La vida en el centro, la vida en juego. Crisis, pandemia y la urgencia del cambio social

Especial para ContrahegemoniaWeb

La crisis civilizatoria del capitalismo avanza a pasos acelerados. Sus expresiones económicas, políticas, sociales, ecológicas, sanitarias, son cada vez más intensas y abarcan todos los rincones del mundo, todas las geografías, todas las escalas, a ritmos dispares, pero en cualquier caso sin pausa. Está en juego el futuro de la vida en el planeta, mucho más que el futuro de la humanidad. América Latina, Nuestramérica, no está exenta de estos movimientos cataclísmicos.

Frente a la crisis abierta, el año 2020 pone sobre la mesa nuevamente la discusión en torno a las opciones disponibles, las salidas a construir. La pandemia del Coronavirus y sus efectos expansivos hace tanto más urgente obtener conclusiones políticas de la realidad que vivimos. La barbarie capitalista se presente con claridad supina en estos tiempos violentos. No tenemos tiempo que perder. Estamos ante un nuevo tiempo histórico.

Una crisis en tiempos revueltos

En nuestra región, los años recientes han sido convulsionados. Agotado el ciclo hegemonizado por gobiernos progresistas, neodesarrollistas, el giro neofacista del continente es claro.

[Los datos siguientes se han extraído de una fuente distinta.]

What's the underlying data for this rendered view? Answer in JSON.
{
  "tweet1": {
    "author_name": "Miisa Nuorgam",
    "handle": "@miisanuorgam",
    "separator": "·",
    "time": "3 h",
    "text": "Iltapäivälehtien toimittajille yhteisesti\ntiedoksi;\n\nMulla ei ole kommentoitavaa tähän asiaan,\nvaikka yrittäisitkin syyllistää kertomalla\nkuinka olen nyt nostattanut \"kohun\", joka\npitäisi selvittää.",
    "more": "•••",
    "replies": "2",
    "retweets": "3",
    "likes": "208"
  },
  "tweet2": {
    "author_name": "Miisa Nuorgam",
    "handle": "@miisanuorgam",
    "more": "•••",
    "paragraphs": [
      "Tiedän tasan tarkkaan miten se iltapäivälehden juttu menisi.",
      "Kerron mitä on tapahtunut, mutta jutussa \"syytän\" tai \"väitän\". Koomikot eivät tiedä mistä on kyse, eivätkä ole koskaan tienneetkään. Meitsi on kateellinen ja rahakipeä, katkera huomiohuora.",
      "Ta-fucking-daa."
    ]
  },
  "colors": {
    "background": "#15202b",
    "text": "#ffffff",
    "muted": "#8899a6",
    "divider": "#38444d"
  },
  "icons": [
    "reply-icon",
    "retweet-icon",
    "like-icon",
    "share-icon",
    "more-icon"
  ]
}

La crisis de los desarrollismos estuvieron ligadas a sus límites materiales pero sobre todo políticos. Los programas de gobierno con redistribución marginal de ingresos, financiarización extendida de la vida, profundización del saqueo y consolidada dependencia estructural, encontraron sus límites en poco más de una década. La crisis global de 2008, la muerte de Hugo Chávez, la transición hegemónica global hacia el Este y nuestra nueva dependencia en relación con China, marcaron el fin de esa primera etapa.

Esos gobiernos -autodenominados progresistas- no supieron, no quisieron, desarmar las barreras que impiden a nuestros Pueblos proyectar una vida digna de ser vivida. Construyeron una infraestructura de políticas sociales que son insuficientes para sacar a las familias de la pobreza y – a la vez- multiplican la financiarización de nuestras vidas; atan el acceso a los productos y servicios básicos de manera creciente a formas mercantilizadas y privatizadas, mientras amplían las formas del trabajo precario. El progresismo en el gobierno multiplicó el extractivismo y el saqueo de nuestros bienes comunes para proveer al mercado mundial capitalista y hacer frente a un nuevo ciclo de endeudamiento externo. En paralelo, esos gobiernos alimentaron nuevas modalidades de dependencia global: el giro global hacia el Este se reprodujo en nuestra región bajo la forma de una creciente articulación desigual y dependiente con el capitalismo chino y su área de influencia.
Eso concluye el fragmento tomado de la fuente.